In Crohn’s disease, gut inflammation is characterized by abnormal reductions in a particular immunosuppressive cytokine caused by increased levels of SMAD7. Mongersen (formerly GED0301) downregulates SMAD7 using a classic antisense mechanism, which in turn restores the proper cytokine function and suppresses inflammation, said Dr. Giovanni Monteleone of the department of systems medicine, University of Tor Vergata, Rome, and his associates.
They assessed a 2-week course of mongersen in 166 adults with active, moderate to severe Crohn’s disease who were treated and followed for approximately 3 months at 17 medical centers in Italy and Germany. The study participants were randomly assigned to receive one of three doses of the agent or a matching placebo in a double-blind fashion. The study’s primary endpoint was the percentage of patients in remission at day 15 who remained in remission for at least 2 more weeks. Remission was defined as a Crohn’s Disease Activity Index (CDAI) score of < 150.
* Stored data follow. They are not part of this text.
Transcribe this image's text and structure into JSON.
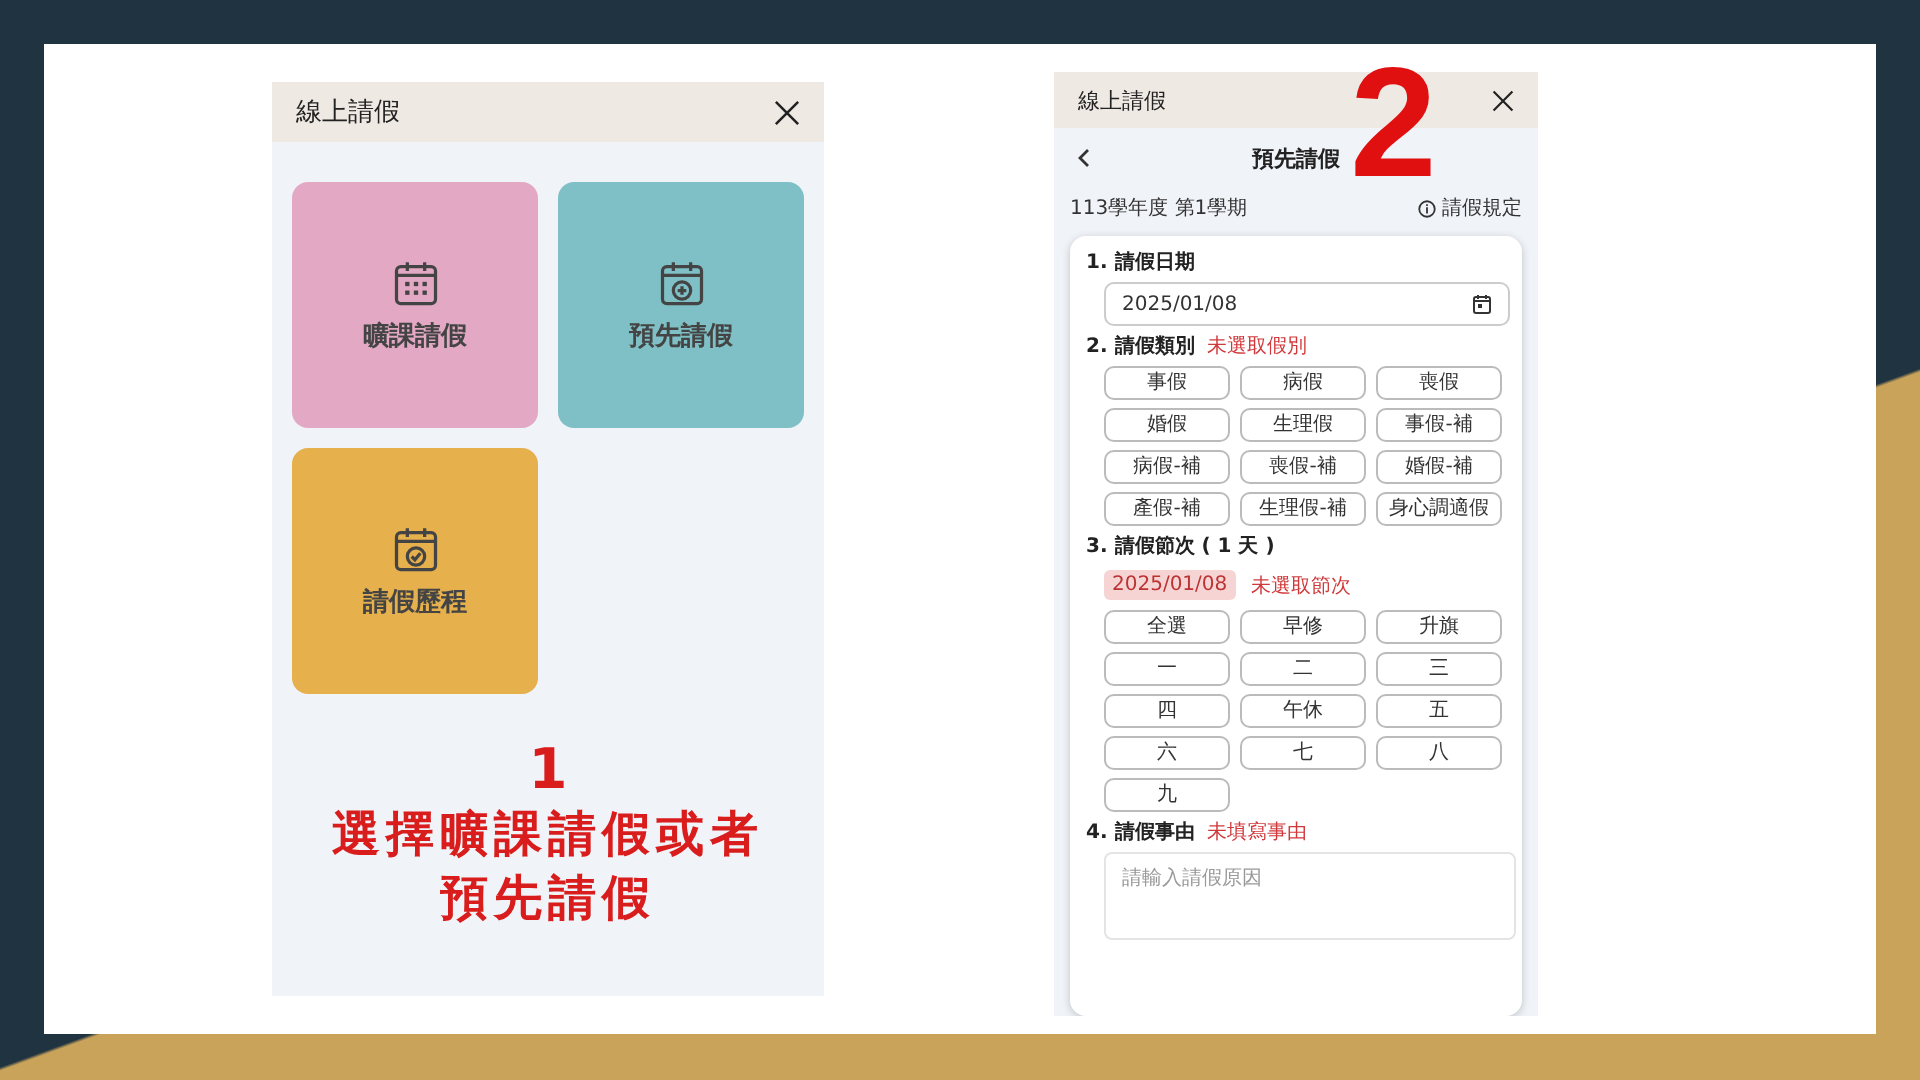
{
  "left_phone": {
    "header": {
      "title": "線上請假"
    },
    "tiles": [
      {
        "label": "曠課請假",
        "color": "#e3a9c4",
        "kind": "grid"
      },
      {
        "label": "預先請假",
        "color": "#7fc0c6",
        "kind": "add"
      },
      {
        "label": "請假歷程",
        "color": "#e6b04c",
        "kind": "check"
      }
    ],
    "caption": {
      "number": "1",
      "lines": [
        "選擇曠課請假或者",
        "預先請假"
      ]
    }
  },
  "right_phone": {
    "step_number": "2",
    "header": {
      "title": "線上請假"
    },
    "nav_title": "預先請假",
    "term": "113學年度 第1學期",
    "rules_link": "請假規定",
    "sections": [
      {
        "kind": "date",
        "number": "1.",
        "title": "請假日期",
        "value": "2025/01/08"
      },
      {
        "kind": "options",
        "number": "2.",
        "title": "請假類別",
        "hint": "未選取假別",
        "options": [
          "事假",
          "病假",
          "喪假",
          "婚假",
          "生理假",
          "事假-補",
          "病假-補",
          "喪假-補",
          "婚假-補",
          "產假-補",
          "生理假-補",
          "身心調適假"
        ]
      },
      {
        "kind": "periods",
        "number": "3.",
        "title": "請假節次 ( 1 天 )",
        "chip": "2025/01/08",
        "hint": "未選取節次",
        "options": [
          "全選",
          "早修",
          "升旗",
          "一",
          "二",
          "三",
          "四",
          "午休",
          "五",
          "六",
          "七",
          "八",
          "九"
        ]
      },
      {
        "kind": "text",
        "number": "4.",
        "title": "請假事由",
        "hint": "未填寫事由",
        "placeholder": "請輸入請假原因"
      }
    ]
  }
}
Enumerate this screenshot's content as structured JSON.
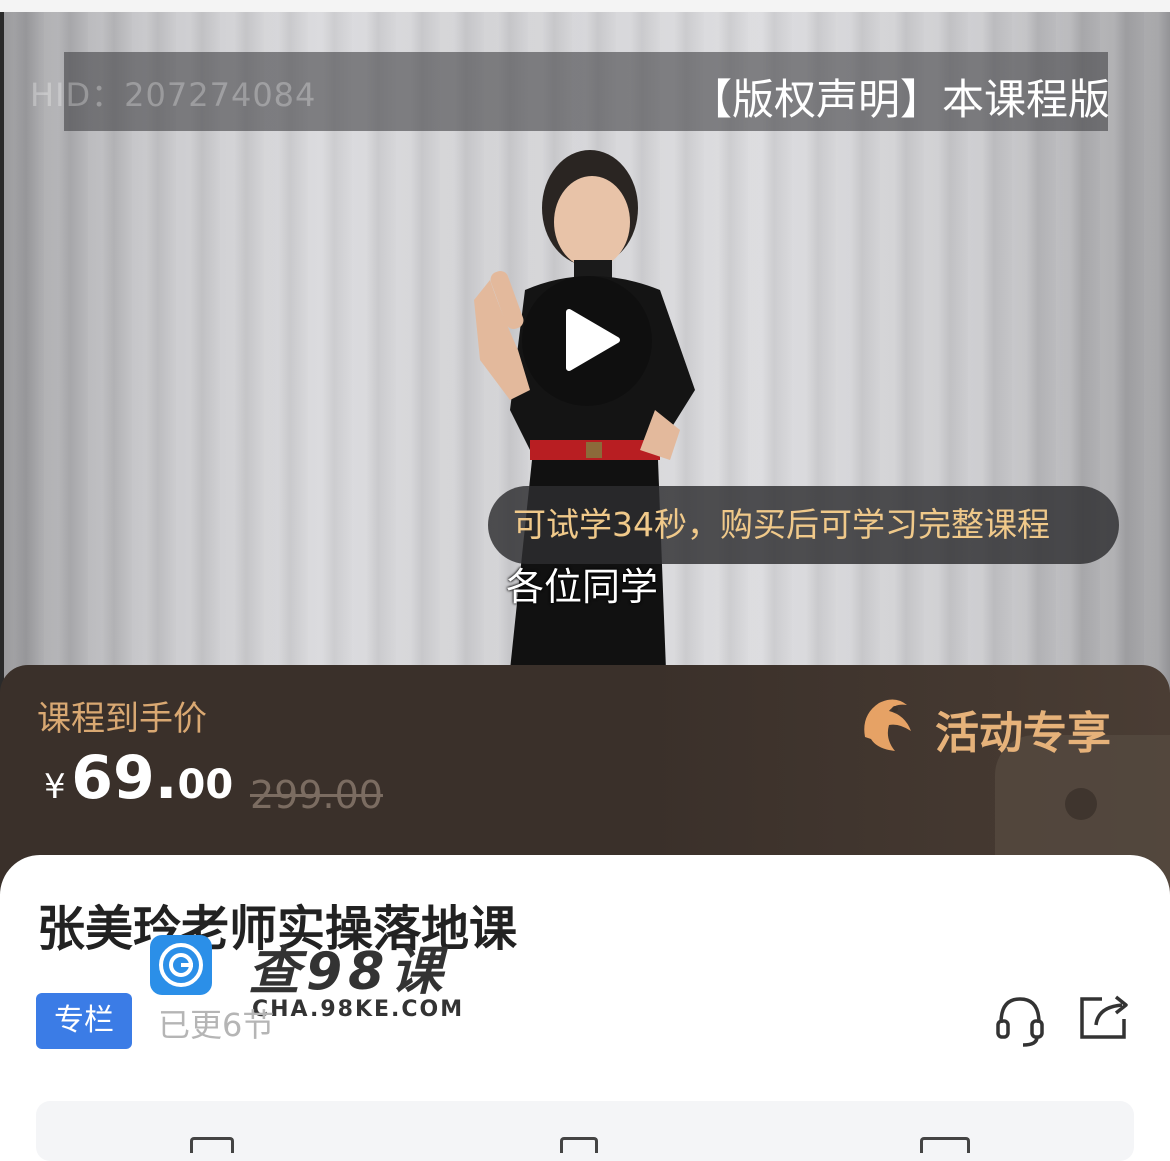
{
  "video": {
    "hid_label": "HID：",
    "hid_value": "207274084",
    "copyright_notice": "【版权声明】本课程版权",
    "trial_notice": "可试学34秒，购买后可学习完整课程",
    "subtitle": "各位同学"
  },
  "price": {
    "label": "课程到手价",
    "currency": "¥",
    "integer": "69.",
    "decimal": "00",
    "original": "299.00",
    "activity_label": "活动专享"
  },
  "course": {
    "title": "张美玲老师实操落地课",
    "tag": "专栏",
    "update_status": "已更6节"
  },
  "watermark": {
    "title": "查98课",
    "url": "CHA.98KE.COM"
  },
  "icons": {
    "play": "play-icon",
    "service": "headset-icon",
    "share": "share-icon",
    "activity": "dolphin-icon"
  },
  "colors": {
    "accent_gold": "#d9a872",
    "tag_blue": "#3b7ce6",
    "band_dark": "#3a302a"
  }
}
Rates of remission were 65% in the 43 participants who received 160 mg of mongersen, 55% in the 40 who received 40 mg, 12% in the 41 who received 10 mg, and 10% in the 42 who received placebo. Thus, remission rates at the two highest doses of mongersen exceeded those achieved in other phase II trials for Crohn’s therapies, which ranged from 16% to 48%, the investigators said (N. Engl. J. Med. 2015 March 19 [doi:10.1056/NEJMoa1407250]). Rates of attaining the secondary endpoint of “clinical response,” defined as a decrease of 100 or more points in the CDAI score at day 28, also were significantly higher at the two highest doses of mongersen – 72% and 58% – than with the lowest dose (37%) or with placebo (17%).
No safety issues related to mongersen were identified in this study, but a 2-week course of treatment in such a small group of patients likely is not adequate to determine safety. Adverse events occurred in 65% of the active-treatment groups and 64% of the placebo group and were mostly mild. The nine serious adverse events that occurred were unrelated to study treatment, Dr. Monteleone and his associates said.
Further study is needed to assess longer durations of treatment, and to judge the effectiveness of the drug on the basis of endoscopic analyses of mucosal healing rather than on CDAI score. It also will be important to determine whether higher doses or longer treatment courses of mongersen raise the risk of fibrosis, given that the targeted cytokine plays a profibrogenic role in many organs, they added.